ハイナー・ミュラー受容の現在

20190225 谷川道子記


2019年1月9日は、ハイナー・ミュラー生誕90年の誕生日だった。来年2010年は没後25年にあたる。1995年の66歳での逝去は、「ユリイカ追悼特集」に触れられているように大変な騒ぎだったが、この間にハイナー・ミュラー受容はどのように変わってきたのだろうか。ベルリン在住の旧友が、折に触れて新聞記事や劇評、コメント、ニュースを送ってくれるのだが、その中からベルリン新聞での冷静でかつ敬愛にあふれた詩人ペトラ・コーゼの記事を選んで訳出してみた。壁の崩壊とドイツ再統一をもろに東ドイツ側で受け止めて逝ったミュラー。そうか、「詩人にして劇作家、神託にして聖像イコン」か。柔らかく暖かい握手と抱擁。「群像」誌での対談は1993年10月、今思い出しても切ない。イコンかなあ。
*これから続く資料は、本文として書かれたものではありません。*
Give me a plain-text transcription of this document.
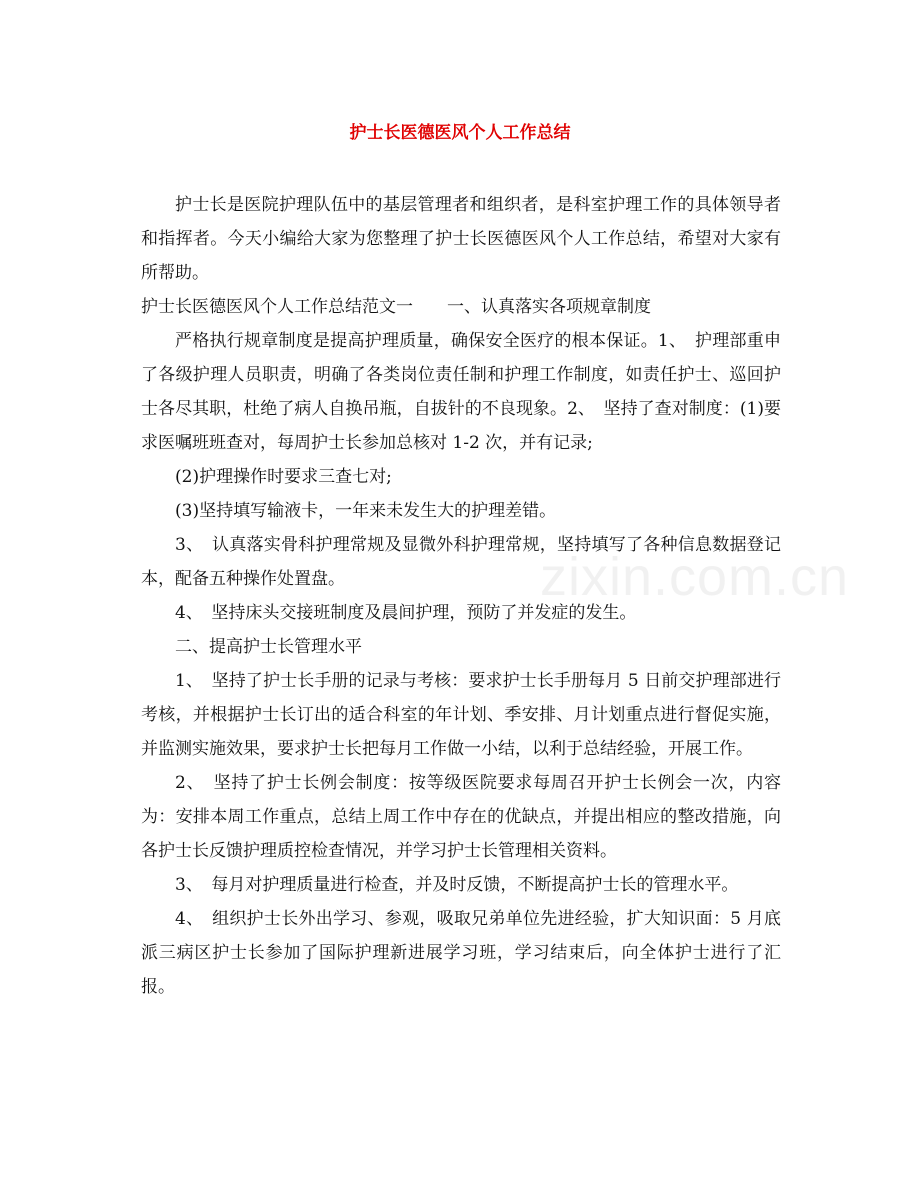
zixin.com.cn
护士长医德医风个人工作总结

护士长是医院护理队伍中的基层管理者和组织者，是科室护理工作的具体领导者和指挥者。今天小编给大家为您整理了护士长医德医风个人工作总结，希望对大家有所帮助。

护士长医德医风个人工作总结范文一　　一、认真落实各项规章制度

严格执行规章制度是提高护理质量，确保安全医疗的根本保证。1、　护理部重申了各级护理人员职责，明确了各类岗位责任制和护理工作制度，如责任护士、巡回护士各尽其职，杜绝了病人自换吊瓶，自拔针的不良现象。2、　坚持了查对制度：(1)要求医嘱班班查对，每周护士长参加总核对 1-2 次，并有记录;

(2)护理操作时要求三查七对;

(3)坚持填写输液卡，一年来未发生大的护理差错。

3、　认真落实骨科护理常规及显微外科护理常规，坚持填写了各种信息数据登记本，配备五种操作处置盘。

4、　坚持床头交接班制度及晨间护理，预防了并发症的发生。

二、提高护士长管理水平

1、　坚持了护士长手册的记录与考核：要求护士长手册每月 5 日前交护理部进行考核，并根据护士长订出的适合科室的年计划、季安排、月计划重点进行督促实施，并监测实施效果，要求护士长把每月工作做一小结，以利于总结经验，开展工作。

2、　坚持了护士长例会制度：按等级医院要求每周召开护士长例会一次，内容为：安排本周工作重点，总结上周工作中存在的优缺点，并提出相应的整改措施，向各护士长反馈护理质控检查情况，并学习护士长管理相关资料。

3、　每月对护理质量进行检查，并及时反馈，不断提高护士长的管理水平。

4、　组织护士长外出学习、参观，吸取兄弟单位先进经验，扩大知识面：5 月底派三病区护士长参加了国际护理新进展学习班，学习结束后，向全体护士进行了汇报。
 会員になっている国際ハイナー・ミュラー協会IHMGから定期的に送られてくるニュースレターでは、ミュラー関連の出版や上演、催し、シンポジウムなどの情報も載せられている。ドイツ各地でミュラー上演は続いている、『カルテット』『ハムレットマシーン』『指令』…いつも10数作品を越えるようだ。現在上演中のうちで、二つだけ言及しておきたい。


  ベルリーナー・アンサンブルで2019年1月から上演されているのが、劇作家のフリッツ・カーター(1966∼)の新作『ハイナ―Ⅰ~Ⅳ』。カーターは論創社の「ドイツ現代戯曲選 12/30」に『愛するとき死ぬとき』が浅井晶子訳で刊行されているが,東西ドイツを行き来しながら醒めた眼で悲喜劇を書き続けてきた劇作家。アーミン・ペトラスの芸名で演出もしているが、今回は若いラルス-オレ・ワルブルク演出。未見なので劇評から察するに、晩年のハイナ―・ミュラーの姿を4つの場面で悲喜劇調に浮かび上がらせているようだ。2019年をまずはこの『ハイナ―Ⅰ~Ⅳ』でスタートさせたのが、ベルリーナー・アンサンブル流のオマージュなのだろう。


  もう一つが、昨年から続いているゴーリキー劇場のExil Ensamble(難民劇団)による『ハムレットマシーンHM』。ミュラーの原作に、シリア出身のアイハム・アジド・アガの改作による英語・ドイツ語・アラビア語による多言語劇。道化喜劇の扮装で、好評ゆえにいまなおレパートリーに載っていて、HPでトレーラーも覗いてみることができる。実はこの『HM』の昨2018年12月の舞台を、我らがTMPの相棒の小松原由理さんがベルリンまで飛んで、しっかり観劇した抜群の作品紹介を、このTMPのHPにもリンクしてくださっている。曰く「ポストマイグラント演劇」だと。是非、この亡命アンサンブルの改作『ハムレットマシーン』を日本に招聘上演できないだろうかと思案構想中。どうか、何らかの形で上手くいきますように。上演台本も資料も準備してスタンバっているので、応援を!!